As for the Camping World Truck Series, there could be plenty more on the horizon.
Schrader, running a part-time truck schedule in 2010, is enjoying the ride in the No. 2 Chevrolet owned by Kevin and DeLana Harvick.
In fact, Schrader, a veteran of 732 Cup starts, is so charged up about his trucking duties, he’d actually consider a full season in NASCAR’s No. 3 series if the opportunity were right.
Of course, one hurdle to that might be finding the time.
Despite not having made a Cup start in almost two years, Schrader, 55, hasn’t forgotten his passion for speed.
Schrader races—sometimes as often as five or six nights a week—at dirt tracks throughout the country.
Long known for his willingness to drive anything with four wheels, Schrader clearly hasn’t changed.
“If I had the opportunity to run the full truck series (season), I’d jump on it in a heartbeat,” he said. “I know I’m going to race, and I know I’m going to race a bunch. I just don’t know where. “
Just last week, Schrader drove his dirt-track car in Indiana, Illinois, North Dakota, South Dakota and Minnesota.
“Kenny’s like the consummate professional. He races two, three nights a week,” said Butch Hylton, crew chief on the No. 2 Kevin Harvick Inc. truck. “We always laugh because we look at his calendar when we’re trying to get everything scheduled and he’s like, ‘I don’t know. I’m in Macon, Ill., this weekend or I’m in Canada this weekend.’ He just races a lot. So when he comes, he can get in the truck and he can make a few laps and he can go, ‘OK, this is what I need.’ “
Schrader says he has raced his dirt car 52 times this year and won 12 races.
“We’ve been winning a bunch,” said Schrader, who has four wins in the Cup series. “It’s just not on TV and not in front of 100,000 people.”
The next order of business for Schrader is Saturday’s truck race at Nashville Superspeedway, a 1.33-mile concrete oval in Lebanon, Tenn.
Schrader has finishes of 28th, ninth, fifth and fourth in his truck outings this year. The truck he’ll drive in the Nashville 200 is the same one that went to victory lane last weekend at Pocono Raceway with Elliott Sadler.
Could Schrader be next?
“It’d be pretty cool. That’d really be neat,” said Schrader, who scored a truck win the series’ inaugural season in 1995 but hasn’t won in 92 starts since. “We won one Truck race back in 19-0-something when the truck series initially started, but to able to win one right now, which we can in Kevin’s and DeLana’s equipment—we can definitely win one—that would be pretty cool, especially with no more of them than we run right now.”
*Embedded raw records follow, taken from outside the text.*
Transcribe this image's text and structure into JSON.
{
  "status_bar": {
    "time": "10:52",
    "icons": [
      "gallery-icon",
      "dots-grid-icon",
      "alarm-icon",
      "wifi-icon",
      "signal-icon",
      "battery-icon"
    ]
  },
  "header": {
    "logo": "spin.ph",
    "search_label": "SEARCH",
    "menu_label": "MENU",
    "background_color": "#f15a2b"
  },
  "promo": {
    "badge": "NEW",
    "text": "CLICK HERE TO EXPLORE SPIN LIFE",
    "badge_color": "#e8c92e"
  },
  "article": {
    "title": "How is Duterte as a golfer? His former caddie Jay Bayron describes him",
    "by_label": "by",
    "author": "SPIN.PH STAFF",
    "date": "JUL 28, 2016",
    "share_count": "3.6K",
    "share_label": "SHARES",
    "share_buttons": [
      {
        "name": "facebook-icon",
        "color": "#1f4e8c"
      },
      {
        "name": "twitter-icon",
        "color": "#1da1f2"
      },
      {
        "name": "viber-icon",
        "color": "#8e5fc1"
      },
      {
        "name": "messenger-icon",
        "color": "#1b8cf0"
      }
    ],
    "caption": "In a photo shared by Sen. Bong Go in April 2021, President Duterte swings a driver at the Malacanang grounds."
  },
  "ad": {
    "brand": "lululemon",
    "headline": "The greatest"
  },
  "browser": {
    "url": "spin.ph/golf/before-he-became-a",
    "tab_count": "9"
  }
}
After Nashville, Schrader will start races at Darlington, Las Vegas and Talladega.
“I haven’t been doing that much pavement racing this year so it took a little bit to get back in the hang of it, but working with Butch Hylton and everyone over at that team, that made it real easy,” he said. “I’m looking at four more races in it, and I’m really looking forward to those.”